Jurisprudences 2006-2011 relatives aux locations meublées

Les occupants de l’hôtel justifiant que le logement constitue leur résidence principale, ne peuvent pas faire l’objet d’une augmentation de loyer (même s’ils l’ont accepté) sans que l’article L. 632-1, CCH soit respecté. « Imposée sans respect de ce préavis de trois mois, ni de la date d’échéance annuelle des baux, l’augmentation de loyer imposée unilatéralement par le bailleur est nulle et de nul effet ».

La contestation du caractère meublé est une contestation réelle et sérieuse qui entraine l’incompétence du juge des référés.

Un gérant d’hôtel meublé est débouté de sa demande d’expulsion et le tribunal lui ordonne de procéder, sous astreinte, à l’hébergement décent du locataire pendant la durée des travaux, de suspendre le paiement des loyers et renvoie l’affaire pour l’indemnisation et le remboursement des loyers.

Sur la qualification de logement meublé : aucune prestation nécessaire à la qualification de chambre en hôtel meublé n’existe et il appartient au bailleur de prouver que le contrat de location est pour un logement meublé. Le contrat est donc un contrat soumis à la loi du 6 juillet 1989. La suspension des loyers intervient dès la mise en demeure de la Préfecture (non suivi d’arrêté) et le juge condamne le propriétaire au remboursement.

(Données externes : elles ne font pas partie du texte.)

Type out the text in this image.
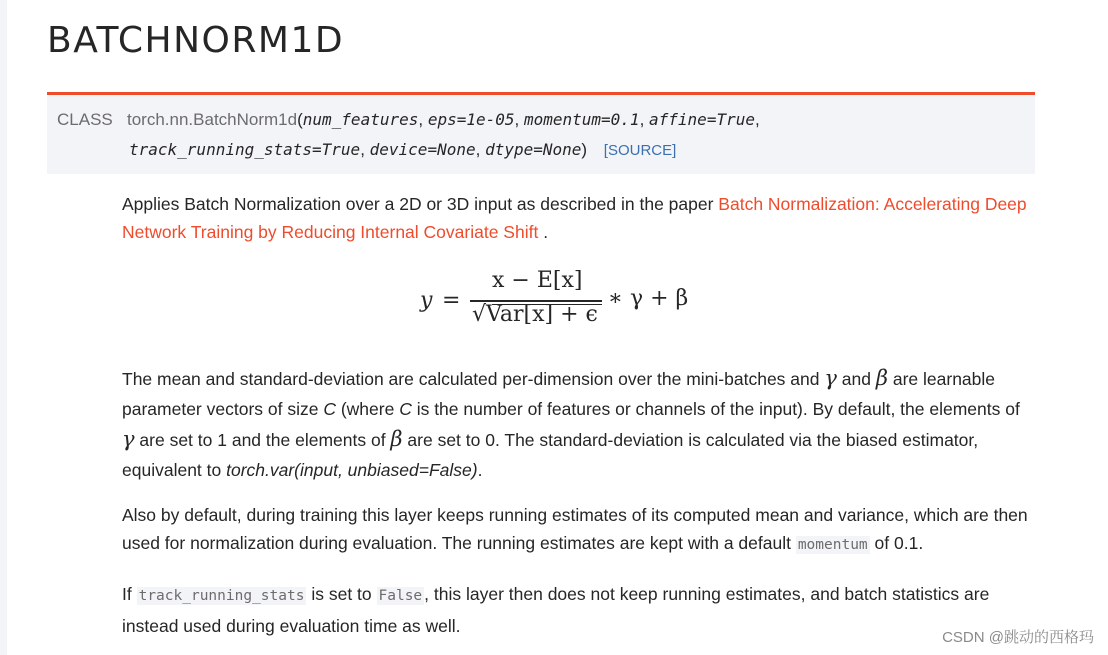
BATCHNORM1D
CLASS torch.nn.BatchNorm1d(num_features, eps=1e-05, momentum=0.1, affine=True,
track_running_stats=True, device=None, dtype=None) [SOURCE]

Applies Batch Normalization over a 2D or 3D input as described in the paper Batch Normalization: Accelerating Deep Network Training by Reducing Internal Covariate Shift .

The mean and standard-deviation are calculated per-dimension over the mini-batches and γ and β are learnable parameter vectors of size C (where C is the number of features or channels of the input). By default, the elements of γ are set to 1 and the elements of β are set to 0. The standard-deviation is calculated via the biased estimator, equivalent to torch.var(input, unbiased=False).

Also by default, during training this layer keeps running estimates of its computed mean and variance, which are then used for normalization during evaluation. The running estimates are kept with a default momentum of 0.1.

If track_running_stats is set to False , this layer then does not keep running estimates, and batch statistics are instead used during evaluation time as well.

y =
x − E[x]
√Var[x] + ϵ
∗ γ + β
CSDN @跳动的西格玛
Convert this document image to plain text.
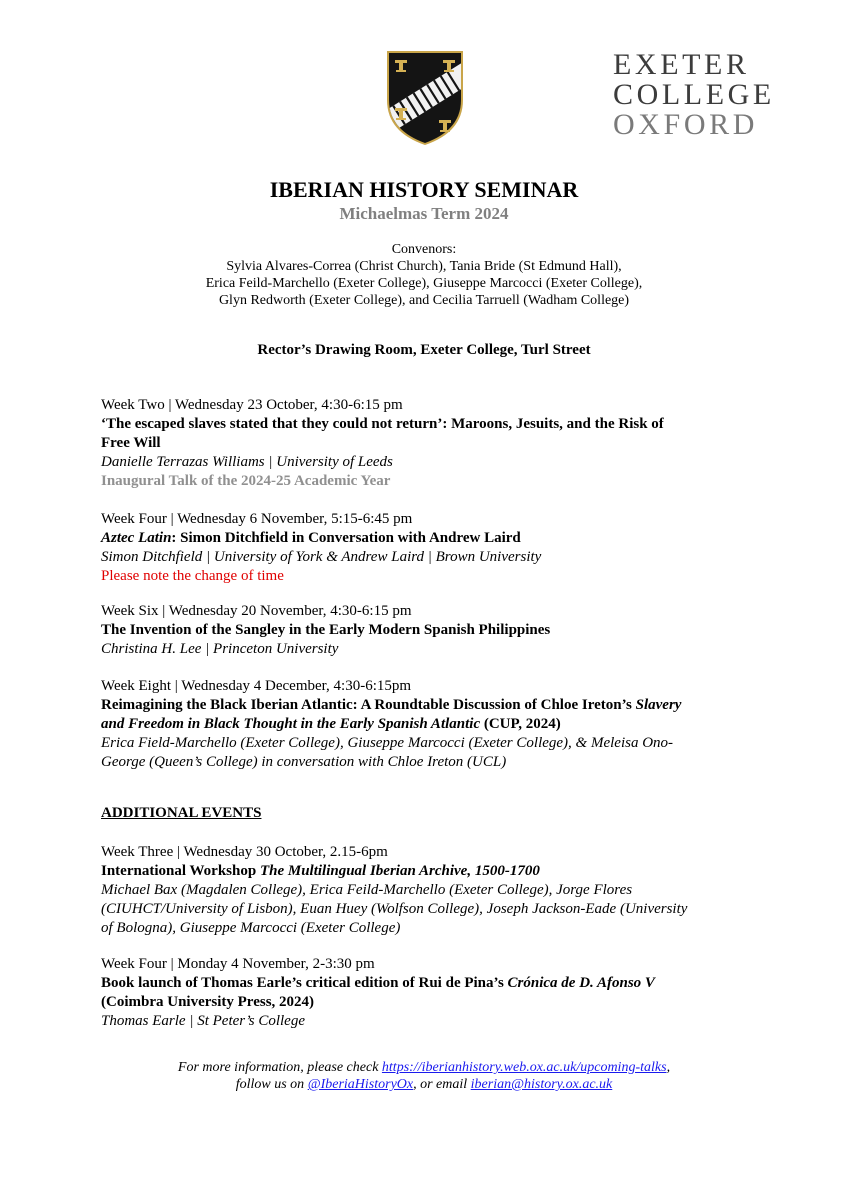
EXETER
COLLEGE
OXFORD
IBERIAN HISTORY SEMINAR
Michaelmas Term 2024
Convenors:
Sylvia Alvares-Correa (Christ Church), Tania Bride (St Edmund Hall),
Erica Feild-Marchello (Exeter College), Giuseppe Marcocci (Exeter College),
Glyn Redworth (Exeter College), and Cecilia Tarruell (Wadham College)
Rector’s Drawing Room, Exeter College, Turl Street
Week Two | Wednesday 23 October, 4:30-6:15 pm
‘The escaped slaves stated that they could not return’: Maroons, Jesuits, and the Risk of
Free Will
Danielle Terrazas Williams | University of Leeds
Inaugural Talk of the 2024-25 Academic Year
Week Four | Wednesday 6 November, 5:15-6:45 pm
Aztec Latin: Simon Ditchfield in Conversation with Andrew Laird
Simon Ditchfield | University of York & Andrew Laird | Brown University
Please note the change of time
Week Six | Wednesday 20 November, 4:30-6:15 pm
The Invention of the Sangley in the Early Modern Spanish Philippines
Christina H. Lee | Princeton University
Week Eight | Wednesday 4 December, 4:30-6:15pm
Reimagining the Black Iberian Atlantic: A Roundtable Discussion of Chloe Ireton’s Slavery
and Freedom in Black Thought in the Early Spanish Atlantic (CUP, 2024)
Erica Field-Marchello (Exeter College), Giuseppe Marcocci (Exeter College), & Meleisa Ono-
George (Queen’s College) in conversation with Chloe Ireton (UCL)
ADDITIONAL EVENTS
Week Three | Wednesday 30 October, 2.15-6pm
International Workshop The Multilingual Iberian Archive, 1500-1700
Michael Bax (Magdalen College), Erica Feild-Marchello (Exeter College), Jorge Flores
(CIUHCT/University of Lisbon), Euan Huey (Wolfson College), Joseph Jackson-Eade (University
of Bologna), Giuseppe Marcocci (Exeter College)
Week Four | Monday 4 November, 2-3:30 pm
Book launch of Thomas Earle’s critical edition of Rui de Pina’s Crónica de D. Afonso V
(Coimbra University Press, 2024)
Thomas Earle | St Peter’s College
For more information, please check https://iberianhistory.web.ox.ac.uk/upcoming-talks,
follow us on @IberiaHistoryOx, or email iberian@history.ox.ac.uk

  • TGI de Paris, 14 novembre 2009

Condamnation d’un Hôtelier à 8 mois de prison avec sursis et en remboursement des loyers indus. Un hôtel était sous le coup d’une fermeture administrative depuis août 2007. Le propriétaire est condamné pour avoir refusé de fermer l’établissement, pour avoir perçu des loyers, pour avoir refusé de reloger ou d’héberger, pour soumission d’une personne vulnérable à des conditions d’hébergement indignes et pour avoir fait des menaces en vue de contraindre l’occupant à renoncer à son droit.

En septembre 2009, trois occupants d’un hôtel sont assignés par le bailleur en vue de leur expulsion. Ce dernier se prévaut de la situation irrégulière des occupants et de l’impossibilité de les reloger. Dans son ordonnance, le juge retient qu’il n’y a pas d’urgence justifiant le référé vu que les travaux ne nécessitent pas le départ, même temporaire, des occupants.

Remarque : Dans cette affaire, une audience au fond était prévue le 4 mai 2010. Cependant, les 3 occupants ont été évacués le 23 janvier 2010, ils sont depuis sans domicile stable.

Le juge reconnaît l’obligation pour un hôtelier d’assurer aux occupants un logement décent et ordonne la suspension des loyers depuis que cette obligation n’est plus satisfaite.

Obligation de proposer un hébergement décent pendant la durée de travaux sous astreinte de (50 € par jour de retard à compter du 10ème jour suivant la signification) et suspension du paiement des loyers jusqu’à l’hébergement.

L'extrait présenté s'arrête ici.